Your wouldn't know it from the television coverage but the deal done for Kiwis in Australia by Prime Ministers John Key and Malcolm Turnbull last weekend was quite a breakthrough.
For the first time, we have a formal agreement giving New Zealanders an exclusive door to Australian citizenship. If that doesn't sound remarkable, it is because we have lived under the delusion that we have always had it, and for a long time we probably did in a de facto sense. We were two white colonies in a remote corner of the world and we could live and work on either side of the Tasman without permits, let alone changing citizenship.
But in the last quarter of last century, immigration policy practically everywhere changed from essentially racial selection to wealth or skills in short supply. By the turn of the century Australians were complaining that migrants were using New Zealand as a back door to Australia and that too many Kiwis were on welfare over there. In 2001, the Howard Government restricted benefits for non-citizens and our governments have been arguing a case for Oz Kiwis ever since.

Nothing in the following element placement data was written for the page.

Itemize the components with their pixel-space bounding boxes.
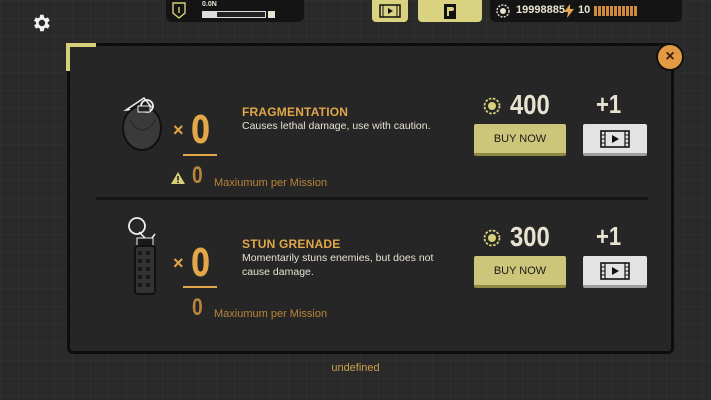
energy-segment	[626, 6, 629, 16]
item-name: FRAGMENTATION	[242, 105, 349, 119]
coin-icon	[483, 97, 501, 115]
times-symbol: ×	[173, 253, 184, 273]
times-symbol: ×	[173, 120, 184, 140]
energy-segment	[602, 6, 605, 16]
count-divider	[183, 286, 217, 288]
rank-label: 0.0N	[202, 1, 217, 8]
stun-grenade-icon	[128, 217, 156, 295]
video-icon	[379, 4, 401, 18]
owned-count: 0	[191, 108, 211, 152]
ad-reward-label: +1	[596, 89, 622, 119]
xp-progress-bar	[202, 11, 266, 18]
energy-segment	[606, 6, 609, 16]
max-count: 0	[192, 294, 203, 321]
buy-now-button[interactable]: BUY NOW	[474, 256, 566, 288]
xp-progress-fill	[203, 12, 217, 17]
buy-now-button[interactable]: BUY NOW	[474, 124, 566, 156]
panel-corner-accent	[66, 43, 96, 71]
video-icon	[600, 261, 630, 280]
energy-segment	[622, 6, 625, 16]
energy-bar	[594, 6, 637, 16]
settings-gear-icon[interactable]	[30, 12, 52, 34]
footer-text: undefined	[331, 362, 380, 374]
hud-video-button[interactable]	[372, 0, 408, 22]
energy-segment	[630, 6, 633, 16]
watch-ad-button[interactable]	[583, 256, 647, 288]
coin-icon	[483, 229, 501, 247]
max-label: Maxiumum per Mission	[214, 177, 328, 189]
max-label: Maxiumum per Mission	[214, 308, 328, 320]
flag-pass-icon	[444, 3, 456, 19]
coins-value: 19998885	[516, 4, 565, 16]
price: 300	[510, 221, 550, 252]
energy-segment	[598, 6, 601, 16]
energy-segment	[614, 6, 617, 16]
item-name: STUN GRENADE	[242, 237, 341, 251]
energy-bolt-icon	[564, 4, 574, 18]
count-divider	[183, 154, 217, 156]
price: 400	[510, 89, 550, 120]
rank-badge-icon	[172, 2, 186, 19]
currency-panel: 19998885 10	[490, 0, 682, 22]
energy-segment	[610, 6, 613, 16]
energy-segment	[594, 6, 597, 16]
ad-reward-label: +1	[596, 221, 622, 251]
xp-bar-end	[268, 11, 275, 18]
warning-icon	[171, 172, 185, 184]
max-count: 0	[192, 162, 203, 189]
energy-segment	[618, 6, 621, 16]
hud-pass-button[interactable]	[418, 0, 482, 22]
coin-icon	[496, 4, 510, 18]
close-button[interactable]: ×	[656, 43, 684, 71]
rank-panel: 0.0N	[166, 0, 304, 22]
item-description: Causes lethal damage, use with caution.	[242, 120, 431, 132]
watch-ad-button[interactable]	[583, 124, 647, 156]
item-description: Momentarily stuns enemies, but does not …	[242, 252, 434, 278]
energy-value: 10	[578, 4, 591, 16]
energy-segment	[634, 6, 637, 16]
owned-count: 0	[191, 241, 211, 285]
item-divider	[96, 197, 648, 200]
frag-grenade-icon	[122, 96, 162, 151]
video-icon	[600, 129, 630, 148]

Many here have said, "Why don't they simply become citizens?" It has not been that simple. Until last weekend they had to meet the same criteria as applicants from anywhere else in the world. Now they don't.
Yet all we saw on OneNews last weekend was an ungrateful sod grizzling that the deal would do nothing for most Kiwis there because the path to citizenship was available only to those earning above Australia's median wage. The good news, he said, was just "spin".
His admission that as many as two thirds of our expatriates are earning less than the median wage (currently A$53,900) told me I have indeed been a victim of "spin" and it has not come from a government.
For years we have been reading that Kiwis have been paying their way in Australia, working hard, paying taxes and contributing fully to the country that denies them the rights of full citizens. It has often been stated by their lobbyists that Kiwis have a higher employment rate than the rest of the population, and even that they earn more on average than Australian-born workers.
Like all spin, these statements can conceal more than they reveal. It turns out they have a higher employment rate because the Kiwi community is disproportionately young adults, though I still can't explain the claim of higher average earnings now that it turns out two thirds, maybe more, are in the lower half of Australia's wage earners.
For years we have been reading that Kiwis have been paying their way in Australia, working hard, paying taxes and contributing fully ...
They are said to be working in trades, retail, hospitality and the like. They are probably itinerant young bartenders, builders and cafe staff enjoying the big cities and warmer climate, and good for them. But they are mobile and if they need welfare the can come home.
I thought we were sending successive governments into bat for established families whose children were growing up in Australia and that the breadwinners were earning enough to be net taxpayers, covering the health and tertiary education benefits they were being denied.
That would have been the argument Key has made to Kevin Rudd, Julia Gillard, Tony Abbott and now Turnbull, and Helen Clark made to John Howard before him. Key has had some success at last with a fellow former currency dealer.
Turnbull obviously was persuaded to establish a special citizenship status for Kiwis but insisted it should be available only to those whose taxes would cover the cost of their benefits. He also wanted them to have an earnings record above the median wage for the past five years, and citizenship on those terms would be available only to Kiwis already in Australia on the date of the agreement.
Key accepted that because it would take Australia some time to deal with possibly 100,000 qualifying applicants already there and anyway, no new arrivals would qualify until they had been there at least five years. He is hopeful the same deal might be done for them when the time arrives.
As he has said publicly, and no doubt put to Turnbull, the problems created by Kiwis' peculiar position in Australia are only going to get greater as time goes on.
In these circumstances it is a marvel really that we can retain our "special relationship" as far as we have. It must be tempting for Australians to say, "It's an anomaly of history that has had its day. To hell with it. Kiwis can apply to live and work here like everybody else."
But like us with the Polynesian islands, Australia must value the connection. The deal done last weekend was reasonable, balanced and sets a valuable precedent. It is the basis for a new, permanent, transtasman citizenship.